La réforme dont nous discuterons en détail les dispositions ces prochains jours, est donc indispensable à cet égard. Mais prétendre qu’elle sera suffisante à dynamiser le marché du travail serait une impasse.
La récente note de conjoncture de l’INSEE fait apparaitre très clairement deux autres obstacles majeurs à l’embauche pour les entreprises : tout d’abord le coût du travail – c’est la raison de la transformation de CICE en baisse des charges pérennes pour les entreprises – ensuite la difficulté à trouver les compétences requises.
Il nous faut impérativement renforcer les compétences à la fois pour répondre aux besoins des entreprises, mais aussi pour doter les actifs de protections actives face au chômage. Pour cela, le levier de la réussite, c’est la formation.
C’est l’enjeu majeur du plan massif de développement des compétences des jeunes, des demandeurs d’emploi et de l’ensemble des actifs que le Gouvernement mettra en oeuvre. C’est l’objectif du plan d’investissement dans les compétences et de la réforme de la formation professionnelle que nous entendons mener dans les prochains mois. Ce sujet est essentiel pour que les actifs soient acteurs de leur propre devenir professionnel et ne subissent pas simplement ces évolutions.
La réforme de la formation professionnelle s’inscrira dans le droit fil de l’existant tout en renforçant les droits individuels à la formation. Cette logique centrée sur l’individu doit aussi inspirer la réforme de l’assurance chômage. Si, comme l’annonce en a été faite durant la campagne pour l’élection présidentielle, nous souhaitons ouvrir l’assurance chômage aux démissionnaires dans certaines conditions ainsi qu’aux indépendants, afin de les accompagner et de les sécuriser dans leur choix de changer de carrière, c’est parce qu’aujourd’hui, et encore plus demain, chacun pourra avoir plusieurs statuts au cours de sa vie professionnelle – salarié, entrepreneur, indépendant. Il convient donc d’évoluer dans tous les domaines d’une protection par statut à une protection de la personne qui soit transportable en donnant davantage de droits pour créer davantage d’égalité et davantage de liberté.
Mesdames et messieurs les Sénateurs, gardons à l’esprit, pendant nos discussions, l’objectif ultime que nous poursuivons en bâtissant ensemble ces réformes successives et interdépendantes, pour rénover notre maison commune que constitue le modèle social français. Cet objectif, c’est celui de redonner du sens au travail.

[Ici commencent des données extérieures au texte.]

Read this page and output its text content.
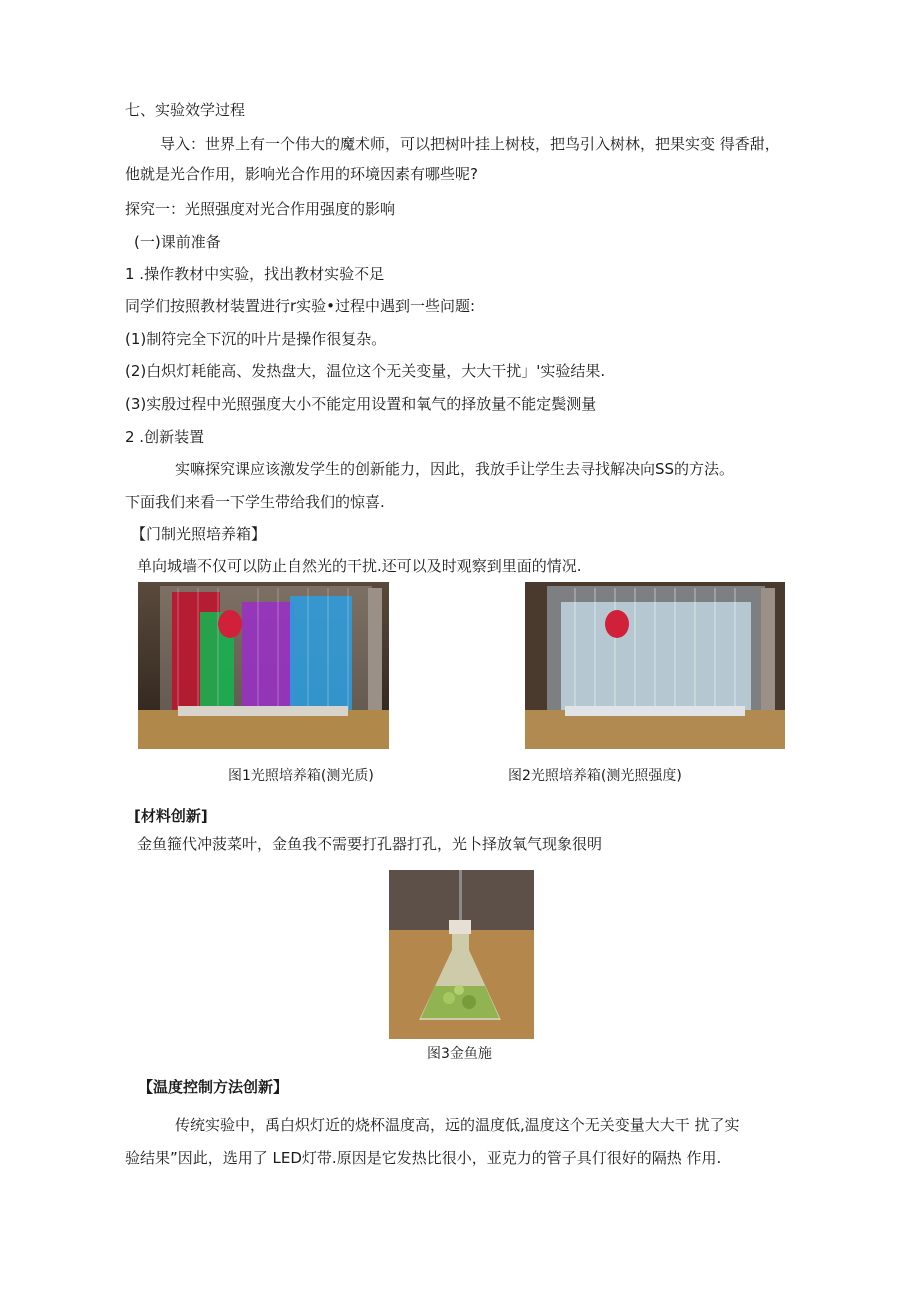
七、实验效学过程
导入：世界上有一个伟大的魔术师，可以把树叶挂上树枝，把鸟引入树林，把果实变 得香甜，
他就是光合作用，影响光合作用的环境因素有哪些呢?
探究一：光照强度对光合作用强度的影响
(一)课前准备
1 .操作教材中实验，找出教材实验不足
同学们按照教材装置进行r实验•过程中遇到一些问题:
(1)制符完全下沉的叶片是操作很复杂。
(2)白炽灯耗能高、发热盘大，温位这个无关变量，大大干扰」'实验结果.
(3)实殷过程中光照强度大小不能定用设置和氧气的择放量不能定鬓测量
2 .创新装置
实嘛探究课应该激发学生的创新能力，因此，我放手让学生去寻找解决向SS的方法。
下面我们来看一下学生带给我们的惊喜.
【门制光照培养箱】
单向城墙不仅可以防止自然光的干扰.还可以及时观察到里面的情况.
图1光照培养箱(测光质)	图2光照培养箱(测光照强度)
[材料创新]
金鱼箍代冲菠菜叶，金鱼我不需要打孔器打孔，光卜择放氧气现象很明
图3金鱼施
【温度控制方法创新】
传统实验中，禹白炽灯近的烧杯温度高，远的温度低,温度这个无关变量大大干 扰了实
验结果”因此，选用了 LED灯带.原因是它发热比很小，亚克力的管子具仃很好的隔热 作用.
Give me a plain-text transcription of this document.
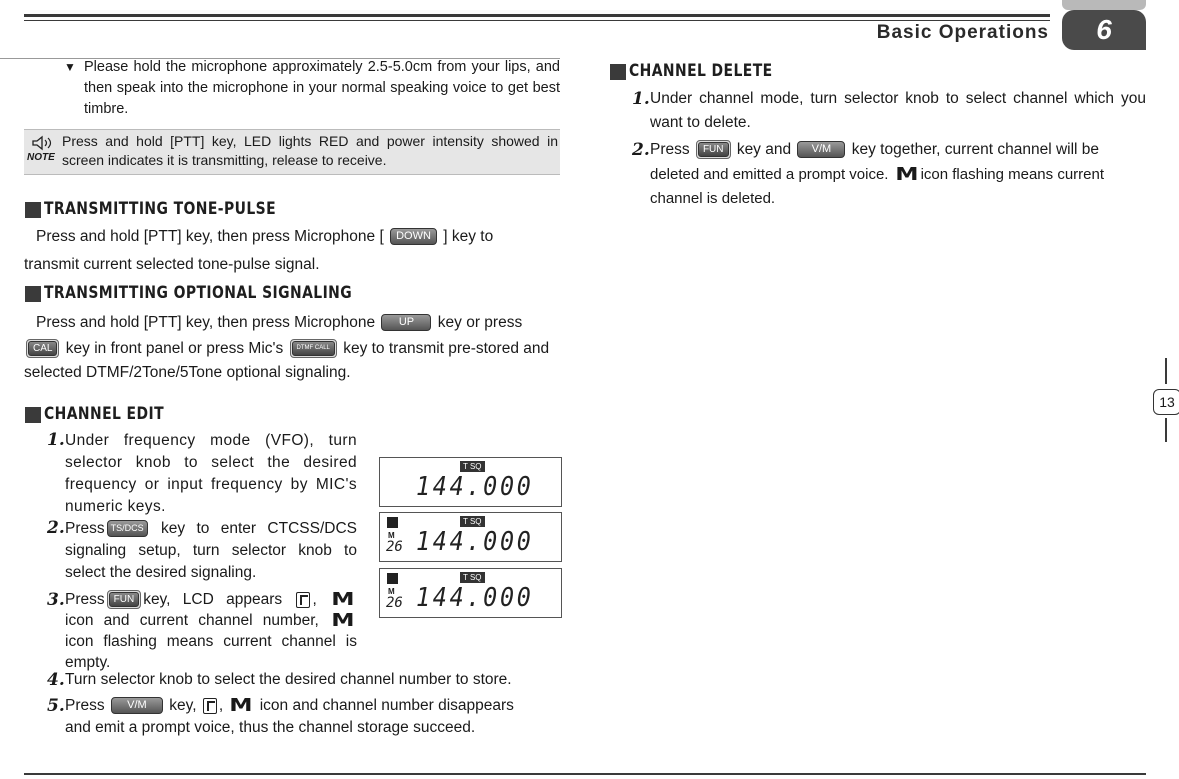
Basic Operations	6
13
▼ Please hold the microphone approximately 2.5-5.0cm from your lips, and then speak into the microphone in your normal speaking voice to get best timbre.

NOTE

Press and hold [PTT] key, LED lights RED and power intensity showed in screen indicates it is transmitting, release to receive.

TRANSMITTING TONE-PULSE
Press and hold [PTT] key, then press Microphone [ DOWN ] key to
transmit current selected tone-pulse signal.
TRANSMITTING OPTIONAL SIGNALING
Press and hold [PTT] key, then press Microphone UP key or press
CAL key in front panel or press Mic's	DTMF CALL key to transmit pre-stored and
selected DTMF/2Tone/5Tone optional signaling.
CHANNEL EDIT
1. Under frequency mode (VFO), turn selector knob to select the desired frequency or input frequency by MIC's numeric keys.

2. Press TS/DCS key to enter CTCSS/DCS signaling setup, turn selector knob to select the desired signaling.

3. Press FUN key, LCD appears , M icon and current channel number, M icon flashing means current channel is empty.

4. Turn selector knob to select the desired channel number to store.
5. Press V/M key, , M icon and channel number disappears
and emit a prompt voice, thus the channel storage succeed.
T SQ
144.000
M
T SQ
26 144.000
M
T SQ
26 144.000
CHANNEL DELETE
1. Under channel mode, turn selector knob to select channel which you want to delete.

2. Press	FUN key and V/M key together, current channel will be
deleted and emitted a prompt voice. M icon flashing means current channel is deleted.
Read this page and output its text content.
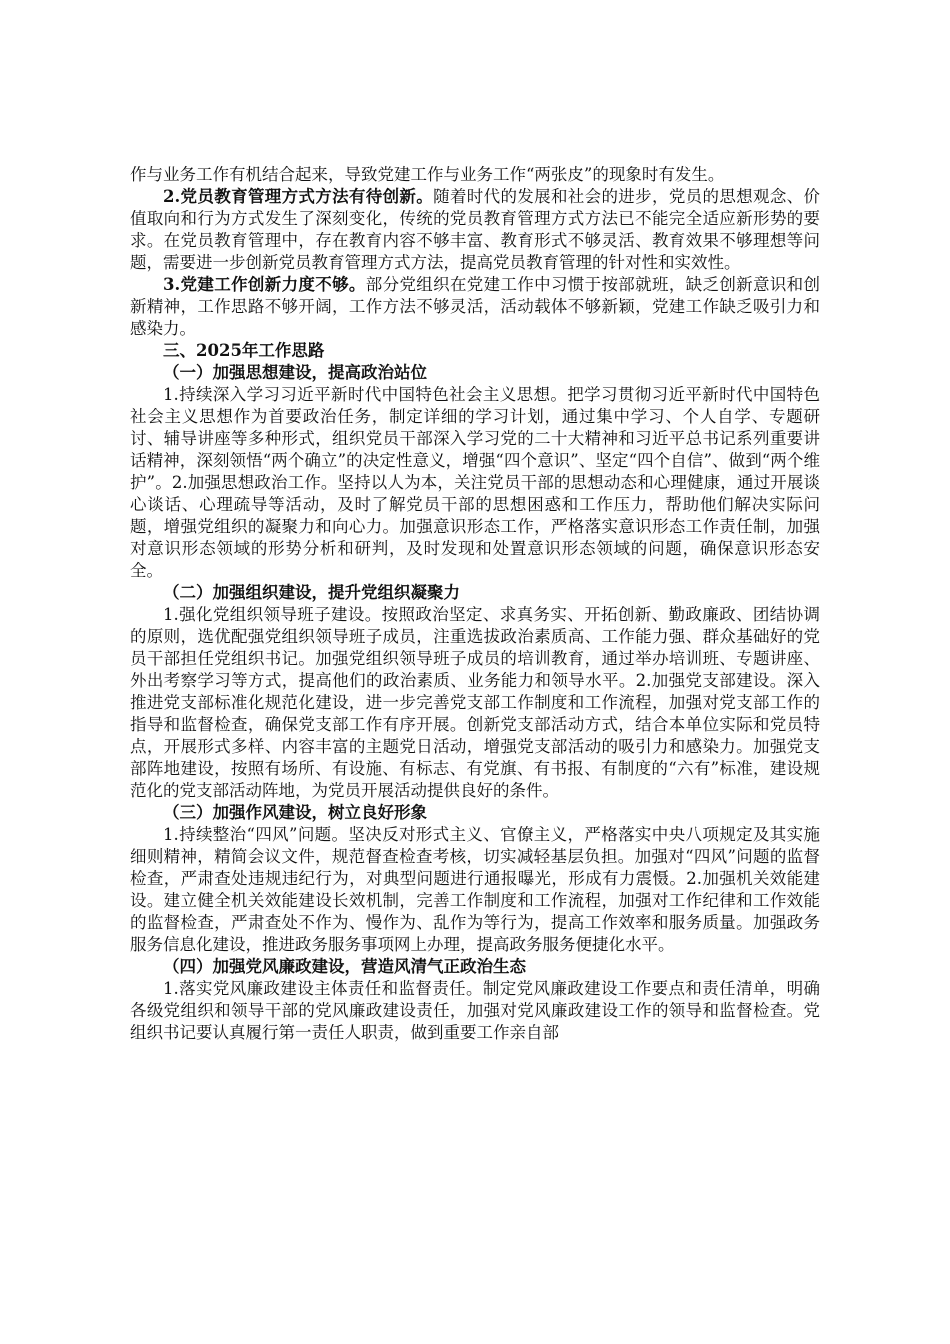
作与业务工作有机结合起来，导致党建工作与业务工作“两张皮”的现象时有发生。

2.党员教育管理方式方法有待创新。随着时代的发展和社会的进步，党员的思想观念、价值取向和行为方式发生了深刻变化，传统的党员教育管理方式方法已不能完全适应新形势的要求。在党员教育管理中，存在教育内容不够丰富、教育形式不够灵活、教育效果不够理想等问题，需要进一步创新党员教育管理方式方法，提高党员教育管理的针对性和实效性。

3.党建工作创新力度不够。部分党组织在党建工作中习惯于按部就班，缺乏创新意识和创新精神，工作思路不够开阔，工作方法不够灵活，活动载体不够新颖，党建工作缺乏吸引力和感染力。

三、2025年工作思路

（一）加强思想建设，提高政治站位

1.持续深入学习习近平新时代中国特色社会主义思想。把学习贯彻习近平新时代中国特色社会主义思想作为首要政治任务，制定详细的学习计划，通过集中学习、个人自学、专题研讨、辅导讲座等多种形式，组织党员干部深入学习党的二十大精神和习近平总书记系列重要讲话精神，深刻领悟“两个确立”的决定性意义，增强“四个意识”、坚定“四个自信”、做到“两个维护”。2.加强思想政治工作。坚持以人为本，关注党员干部的思想动态和心理健康，通过开展谈心谈话、心理疏导等活动，及时了解党员干部的思想困惑和工作压力，帮助他们解决实际问题，增强党组织的凝聚力和向心力。加强意识形态工作，严格落实意识形态工作责任制，加强对意识形态领域的形势分析和研判，及时发现和处置意识形态领域的问题，确保意识形态安全。

（二）加强组织建设，提升党组织凝聚力

1.强化党组织领导班子建设。按照政治坚定、求真务实、开拓创新、勤政廉政、团结协调的原则，选优配强党组织领导班子成员，注重选拔政治素质高、工作能力强、群众基础好的党员干部担任党组织书记。加强党组织领导班子成员的培训教育，通过举办培训班、专题讲座、外出考察学习等方式，提高他们的政治素质、业务能力和领导水平。2.加强党支部建设。深入推进党支部标准化规范化建设，进一步完善党支部工作制度和工作流程，加强对党支部工作的指导和监督检查，确保党支部工作有序开展。创新党支部活动方式，结合本单位实际和党员特点，开展形式多样、内容丰富的主题党日活动，增强党支部活动的吸引力和感染力。加强党支部阵地建设，按照有场所、有设施、有标志、有党旗、有书报、有制度的“六有”标准，建设规范化的党支部活动阵地，为党员开展活动提供良好的条件。

（三）加强作风建设，树立良好形象

1.持续整治“四风”问题。坚决反对形式主义、官僚主义，严格落实中央八项规定及其实施细则精神，精简会议文件，规范督查检查考核，切实减轻基层负担。加强对“四风”问题的监督检查，严肃查处违规违纪行为，对典型问题进行通报曝光，形成有力震慑。2.加强机关效能建设。建立健全机关效能建设长效机制，完善工作制度和工作流程，加强对工作纪律和工作效能的监督检查，严肃查处不作为、慢作为、乱作为等行为，提高工作效率和服务质量。加强政务服务信息化建设，推进政务服务事项网上办理，提高政务服务便捷化水平。

（四）加强党风廉政建设，营造风清气正政治生态

1.落实党风廉政建设主体责任和监督责任。制定党风廉政建设工作要点和责任清单，明确各级党组织和领导干部的党风廉政建设责任，加强对党风廉政建设工作的领导和监督检查。党组织书记要认真履行第一责任人职责，做到重要工作亲自部
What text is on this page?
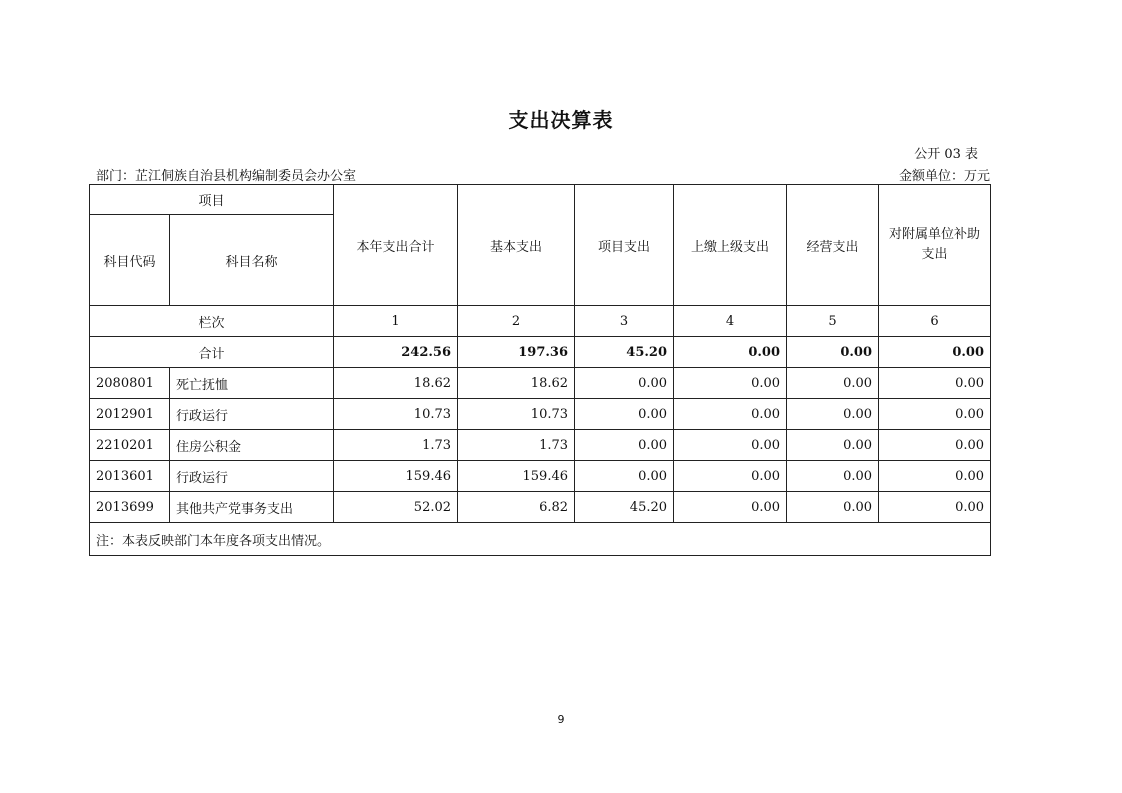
支出决算表
公开 03 表
部门：芷江侗族自治县机构编制委员会办公室	金额单位：万元
项目		本年支出合计	基本支出	项目支出	上缴上级支出	经营支出	对附属单位补助支出
科目代码	科目名称						
栏次		1	2	3	4	5	6
合计		242.56	197.36	45.20	0.00	0.00	0.00
2080801	死亡抚恤	18.62	18.62	0.00	0.00	0.00	0.00
2012901	行政运行	10.73	10.73	0.00	0.00	0.00	0.00
2210201	住房公积金	1.73	1.73	0.00	0.00	0.00	0.00
2013601	行政运行	159.46	159.46	0.00	0.00	0.00	0.00
2013699	其他共产党事务支出	52.02	6.82	45.20	0.00	0.00	0.00
注：本表反映部门本年度各项支出情况。							
9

Cette réforme y contribuera significativement, car elle induira dans les prochaines années des changements profonds dans le sens d’une meilleure performance économique, d’une plus grande liberté, mais aussi d’une proximité sociale qui permettra de répondre non pas à des questions théoriques mais aux vraies questions que se posent au quotidien les salariés, quels qu’ils soient, à ceux qui n’ont pas de travail et en voudraient, à ceux dont la situation est trop précaire, aux territoires qui sont parfois oubliés et en grande difficulté, aux entreprises qui veulent aller de l’avant, innover, créer de l’emploi et porter le flambeau de la France dans le monde. Cette rénovation de notre modèle doit donc permettre plus de confiance, plus de liberté et plus de sécurité, grâce à un dialogue social et économique renforcé."